Not going out in the neighborhood meant that I couldn’t go out at all. I stopped by the “LGBT Community Center” one day. I figured that a safe place to change was a basic service to the “T” community. The receptionist told me, “No, we don’t let people change in the bathroom, because they make a mess with all the makeup and stuff.” (They have since changed their policy, and you are allowed to change in the bathroom.)
And then one late summer day I was at home. I’d been laid off. I put on a skirt and heels and admired myself in the mirror, and then I started to take them off. No, I said. Fuck this.

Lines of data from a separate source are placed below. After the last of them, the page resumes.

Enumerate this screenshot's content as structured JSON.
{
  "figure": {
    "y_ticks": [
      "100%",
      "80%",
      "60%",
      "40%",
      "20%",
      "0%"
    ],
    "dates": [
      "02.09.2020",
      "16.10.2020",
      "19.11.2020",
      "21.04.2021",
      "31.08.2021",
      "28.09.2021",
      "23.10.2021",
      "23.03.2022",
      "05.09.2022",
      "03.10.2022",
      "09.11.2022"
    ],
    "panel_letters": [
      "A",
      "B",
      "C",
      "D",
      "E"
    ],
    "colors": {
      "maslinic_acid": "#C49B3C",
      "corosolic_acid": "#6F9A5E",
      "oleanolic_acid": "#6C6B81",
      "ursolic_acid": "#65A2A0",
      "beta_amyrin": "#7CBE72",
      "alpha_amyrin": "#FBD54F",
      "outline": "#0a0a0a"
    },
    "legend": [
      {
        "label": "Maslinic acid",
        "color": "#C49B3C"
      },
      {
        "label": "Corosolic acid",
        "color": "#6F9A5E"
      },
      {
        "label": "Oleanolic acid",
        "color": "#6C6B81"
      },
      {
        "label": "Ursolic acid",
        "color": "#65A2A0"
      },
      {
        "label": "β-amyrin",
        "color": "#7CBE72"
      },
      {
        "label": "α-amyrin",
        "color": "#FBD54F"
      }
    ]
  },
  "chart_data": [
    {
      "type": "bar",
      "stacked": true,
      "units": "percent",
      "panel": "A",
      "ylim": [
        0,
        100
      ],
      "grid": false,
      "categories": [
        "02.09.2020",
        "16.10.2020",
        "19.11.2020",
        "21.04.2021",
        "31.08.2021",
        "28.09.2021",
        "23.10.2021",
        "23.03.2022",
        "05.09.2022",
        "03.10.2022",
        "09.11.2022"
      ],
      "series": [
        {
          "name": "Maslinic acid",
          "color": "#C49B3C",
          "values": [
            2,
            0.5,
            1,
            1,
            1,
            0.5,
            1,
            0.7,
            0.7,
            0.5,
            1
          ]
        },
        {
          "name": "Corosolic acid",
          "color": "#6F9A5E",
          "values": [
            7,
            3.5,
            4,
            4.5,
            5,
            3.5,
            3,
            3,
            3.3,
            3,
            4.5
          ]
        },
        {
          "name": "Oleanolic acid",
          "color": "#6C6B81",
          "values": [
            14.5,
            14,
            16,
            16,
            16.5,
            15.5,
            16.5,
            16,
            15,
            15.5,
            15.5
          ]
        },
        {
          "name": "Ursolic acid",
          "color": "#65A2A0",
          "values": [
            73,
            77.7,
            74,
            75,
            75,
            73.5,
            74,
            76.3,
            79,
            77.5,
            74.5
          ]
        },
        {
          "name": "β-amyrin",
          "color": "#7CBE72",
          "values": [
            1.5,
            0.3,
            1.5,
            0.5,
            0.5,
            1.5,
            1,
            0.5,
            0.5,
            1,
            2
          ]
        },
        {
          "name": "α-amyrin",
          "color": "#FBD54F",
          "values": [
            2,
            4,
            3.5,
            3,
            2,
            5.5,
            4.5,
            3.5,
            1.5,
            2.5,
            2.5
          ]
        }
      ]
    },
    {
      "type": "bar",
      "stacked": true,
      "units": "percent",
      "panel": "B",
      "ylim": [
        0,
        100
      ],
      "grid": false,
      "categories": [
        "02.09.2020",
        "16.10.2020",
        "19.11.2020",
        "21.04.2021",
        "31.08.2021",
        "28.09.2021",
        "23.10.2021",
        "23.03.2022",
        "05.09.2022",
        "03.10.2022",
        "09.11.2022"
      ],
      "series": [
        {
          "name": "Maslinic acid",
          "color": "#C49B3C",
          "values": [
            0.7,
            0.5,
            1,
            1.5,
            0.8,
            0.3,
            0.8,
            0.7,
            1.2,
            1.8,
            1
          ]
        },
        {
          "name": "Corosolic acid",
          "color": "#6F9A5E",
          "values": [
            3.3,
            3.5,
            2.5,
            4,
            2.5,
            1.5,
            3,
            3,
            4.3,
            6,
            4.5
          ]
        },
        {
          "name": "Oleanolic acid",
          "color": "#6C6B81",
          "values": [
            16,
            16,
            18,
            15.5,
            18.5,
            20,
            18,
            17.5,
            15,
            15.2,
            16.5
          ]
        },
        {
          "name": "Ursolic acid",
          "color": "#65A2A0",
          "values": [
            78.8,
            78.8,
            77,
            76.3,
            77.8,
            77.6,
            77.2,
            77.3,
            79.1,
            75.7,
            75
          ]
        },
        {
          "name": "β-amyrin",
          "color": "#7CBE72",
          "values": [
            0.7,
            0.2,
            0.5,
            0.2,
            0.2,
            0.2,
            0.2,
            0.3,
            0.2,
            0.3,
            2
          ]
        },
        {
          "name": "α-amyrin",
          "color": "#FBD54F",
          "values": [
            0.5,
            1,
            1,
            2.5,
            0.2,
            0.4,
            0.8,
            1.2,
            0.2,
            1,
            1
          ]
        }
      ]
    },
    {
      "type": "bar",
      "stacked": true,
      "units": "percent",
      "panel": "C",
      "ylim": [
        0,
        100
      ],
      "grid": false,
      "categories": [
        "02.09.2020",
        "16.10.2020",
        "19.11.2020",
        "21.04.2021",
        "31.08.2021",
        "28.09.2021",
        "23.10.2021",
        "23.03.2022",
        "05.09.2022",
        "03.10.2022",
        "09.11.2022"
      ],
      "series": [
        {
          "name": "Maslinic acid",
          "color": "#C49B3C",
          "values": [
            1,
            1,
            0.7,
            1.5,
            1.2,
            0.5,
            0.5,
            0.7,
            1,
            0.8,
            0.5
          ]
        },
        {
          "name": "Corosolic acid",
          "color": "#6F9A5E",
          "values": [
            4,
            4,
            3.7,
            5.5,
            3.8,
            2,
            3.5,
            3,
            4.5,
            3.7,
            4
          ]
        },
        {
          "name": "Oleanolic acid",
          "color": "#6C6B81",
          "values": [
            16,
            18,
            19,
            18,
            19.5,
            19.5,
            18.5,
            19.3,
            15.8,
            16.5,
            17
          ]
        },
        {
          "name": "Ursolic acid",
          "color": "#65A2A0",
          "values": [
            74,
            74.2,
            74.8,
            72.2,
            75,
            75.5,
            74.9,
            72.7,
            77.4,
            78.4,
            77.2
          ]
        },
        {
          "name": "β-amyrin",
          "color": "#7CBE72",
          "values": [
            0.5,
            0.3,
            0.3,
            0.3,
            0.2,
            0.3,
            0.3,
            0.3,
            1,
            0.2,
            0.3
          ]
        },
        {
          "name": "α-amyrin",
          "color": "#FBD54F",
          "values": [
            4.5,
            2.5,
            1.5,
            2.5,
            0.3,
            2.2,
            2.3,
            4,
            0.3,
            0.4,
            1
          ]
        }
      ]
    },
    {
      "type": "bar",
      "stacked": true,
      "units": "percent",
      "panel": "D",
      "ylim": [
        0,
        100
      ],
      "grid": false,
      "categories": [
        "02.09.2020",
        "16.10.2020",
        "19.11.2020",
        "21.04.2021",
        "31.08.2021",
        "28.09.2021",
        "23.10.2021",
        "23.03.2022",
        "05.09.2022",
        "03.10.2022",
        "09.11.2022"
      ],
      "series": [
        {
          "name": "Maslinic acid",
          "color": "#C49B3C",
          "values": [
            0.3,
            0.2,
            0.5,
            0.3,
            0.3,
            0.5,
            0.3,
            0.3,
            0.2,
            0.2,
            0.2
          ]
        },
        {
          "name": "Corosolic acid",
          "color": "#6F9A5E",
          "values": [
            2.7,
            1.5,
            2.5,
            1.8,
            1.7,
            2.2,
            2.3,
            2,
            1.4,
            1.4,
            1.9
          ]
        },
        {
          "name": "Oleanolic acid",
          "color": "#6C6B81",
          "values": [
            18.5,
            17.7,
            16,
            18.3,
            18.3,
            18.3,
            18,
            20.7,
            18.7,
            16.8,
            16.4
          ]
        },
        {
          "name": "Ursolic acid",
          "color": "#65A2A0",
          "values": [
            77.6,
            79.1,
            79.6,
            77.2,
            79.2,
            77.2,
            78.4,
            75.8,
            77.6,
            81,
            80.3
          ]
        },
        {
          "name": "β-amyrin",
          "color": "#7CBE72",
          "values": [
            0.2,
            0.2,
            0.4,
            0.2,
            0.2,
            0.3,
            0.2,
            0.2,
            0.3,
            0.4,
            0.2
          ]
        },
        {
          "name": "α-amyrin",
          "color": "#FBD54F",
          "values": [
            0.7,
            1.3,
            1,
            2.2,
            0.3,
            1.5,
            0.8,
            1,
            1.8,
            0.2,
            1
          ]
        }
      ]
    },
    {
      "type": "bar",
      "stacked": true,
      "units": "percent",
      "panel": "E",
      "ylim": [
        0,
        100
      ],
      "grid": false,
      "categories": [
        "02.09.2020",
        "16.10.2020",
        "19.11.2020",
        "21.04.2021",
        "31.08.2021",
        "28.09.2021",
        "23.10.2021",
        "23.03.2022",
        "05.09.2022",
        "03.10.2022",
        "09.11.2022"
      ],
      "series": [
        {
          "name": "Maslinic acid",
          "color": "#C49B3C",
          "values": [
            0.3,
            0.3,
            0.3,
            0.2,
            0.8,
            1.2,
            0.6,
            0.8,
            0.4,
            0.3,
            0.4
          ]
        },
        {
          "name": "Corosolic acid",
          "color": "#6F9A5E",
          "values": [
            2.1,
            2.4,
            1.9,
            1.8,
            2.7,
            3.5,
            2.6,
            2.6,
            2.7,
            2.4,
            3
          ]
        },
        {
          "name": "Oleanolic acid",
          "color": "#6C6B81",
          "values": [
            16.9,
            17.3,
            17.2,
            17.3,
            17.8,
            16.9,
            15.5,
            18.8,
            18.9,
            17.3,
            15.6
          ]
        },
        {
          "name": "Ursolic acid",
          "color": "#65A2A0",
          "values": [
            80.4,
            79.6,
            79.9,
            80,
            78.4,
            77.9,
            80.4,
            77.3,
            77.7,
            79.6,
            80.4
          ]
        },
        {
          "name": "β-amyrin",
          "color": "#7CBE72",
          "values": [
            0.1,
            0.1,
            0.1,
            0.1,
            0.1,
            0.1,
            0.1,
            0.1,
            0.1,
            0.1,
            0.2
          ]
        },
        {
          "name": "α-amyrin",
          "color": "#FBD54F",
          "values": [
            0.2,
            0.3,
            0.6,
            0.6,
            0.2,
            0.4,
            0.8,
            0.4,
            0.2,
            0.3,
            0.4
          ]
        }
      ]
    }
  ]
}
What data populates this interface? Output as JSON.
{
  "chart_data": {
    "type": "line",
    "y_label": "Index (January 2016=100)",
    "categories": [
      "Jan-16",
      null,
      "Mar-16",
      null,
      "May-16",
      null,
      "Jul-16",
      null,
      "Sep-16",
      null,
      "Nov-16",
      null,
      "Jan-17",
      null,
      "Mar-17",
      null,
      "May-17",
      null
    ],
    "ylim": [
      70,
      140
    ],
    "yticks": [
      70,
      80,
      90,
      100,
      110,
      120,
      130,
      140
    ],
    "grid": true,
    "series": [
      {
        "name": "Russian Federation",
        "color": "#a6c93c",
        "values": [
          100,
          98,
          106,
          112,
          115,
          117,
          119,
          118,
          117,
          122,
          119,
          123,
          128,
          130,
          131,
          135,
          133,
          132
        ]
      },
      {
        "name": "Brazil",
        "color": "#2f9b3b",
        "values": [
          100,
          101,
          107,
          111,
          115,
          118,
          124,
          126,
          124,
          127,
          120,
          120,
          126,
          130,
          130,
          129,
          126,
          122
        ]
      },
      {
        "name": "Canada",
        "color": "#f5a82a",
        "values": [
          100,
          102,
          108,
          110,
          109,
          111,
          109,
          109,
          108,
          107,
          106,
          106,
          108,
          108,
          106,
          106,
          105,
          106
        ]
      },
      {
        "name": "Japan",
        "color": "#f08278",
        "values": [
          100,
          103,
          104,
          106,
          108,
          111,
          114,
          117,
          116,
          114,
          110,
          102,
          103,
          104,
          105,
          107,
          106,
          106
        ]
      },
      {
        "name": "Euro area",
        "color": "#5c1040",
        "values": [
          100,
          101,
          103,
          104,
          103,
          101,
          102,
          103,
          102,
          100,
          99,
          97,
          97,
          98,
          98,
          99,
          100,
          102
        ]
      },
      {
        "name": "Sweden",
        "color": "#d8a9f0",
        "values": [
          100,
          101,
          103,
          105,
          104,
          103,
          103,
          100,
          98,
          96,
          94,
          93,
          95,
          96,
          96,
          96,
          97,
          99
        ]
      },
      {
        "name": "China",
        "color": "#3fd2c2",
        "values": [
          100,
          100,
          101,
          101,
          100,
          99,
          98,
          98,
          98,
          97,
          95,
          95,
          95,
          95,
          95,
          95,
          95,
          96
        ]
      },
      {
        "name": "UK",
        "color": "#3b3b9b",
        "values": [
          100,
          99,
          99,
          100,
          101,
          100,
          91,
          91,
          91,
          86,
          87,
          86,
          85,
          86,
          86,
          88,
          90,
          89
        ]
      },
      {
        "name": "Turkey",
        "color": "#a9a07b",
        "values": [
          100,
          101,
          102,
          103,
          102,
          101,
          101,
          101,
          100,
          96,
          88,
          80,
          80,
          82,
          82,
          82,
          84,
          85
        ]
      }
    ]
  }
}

I stripped down to my underwear and put on a layer of foundation makeup. Then I put on some androgynous pants and a T-shirt and packed a bag. In Riverside Park I put on lipstick and earrings. In a Barnes and Noble women’s room I changed into my skirt and heels. Then I got on the subway and walked around Midtown.
It felt so good to be walking around as a woman. I felt pretty and free and excited. I didn’t want it to end. And then it came to me: why should it end? Everyone here sees me as a woman. My neighbors will see me as a woman. None of them will recognize me! Nobody in the South Bronx will attack me, because they’ll see me as a woman!
And that’s how I broke my promise to my wife. How I went against my own better judgment. I got on the subway in my skirt and heels and lipstick, with my guy clothes in a shoulder bag. Half an hour later I walked up the stairs and click-clicked my heels down the Grand Concourse to my building.
Then I remembered the older guys that hang out in front of my building. They’re an interesting combination of doorman, neighborhood watch and senior citizens’ club. They weren’t there when I left in the late morning, but of course they were there in the late afternoon. They held the door for me, and I scooted inside.
Clicking around the corner I came face-to-face with my next-door neighbor. “Hi, Myrna!” I blurted out in my perky women’s voice, before disappearing inside my apartment. Why, no, I’m not your neighbor, I’m a complete stranger who just happens to know your first name!
As it turns out, there was no fallout from that incident. I ran into Myrna a couple of weeks later, and she said, “I saw your … sister?” I said, “Oh, you mean my cousin!” Her son helpfully translated, “Ah, la prima!” which suggested that I had been the topic of their dinner-table conversation. The guys at the front door asked my wife, “So you live with your … brother?” She said, “No, my husband.”
And that was the end of it. Nobody attacked me, nobody harassed me. Everyone was just as friendly as before. That’s not the point, of course.
The point is that it could have been worse. My wife and I sat down and made a sober assessment of the state of our neighborhood and the risks of going out in public there. I was frustrated with that, which is reasonable. In a thoughtful, sober state of mind, I would have gone to CDI until I had a chance to move to a less notorious neighborhood, and in fact that’s what I later did.
The point is that I took this sober assessment and threw it out the window. And that’s an example of gender fog.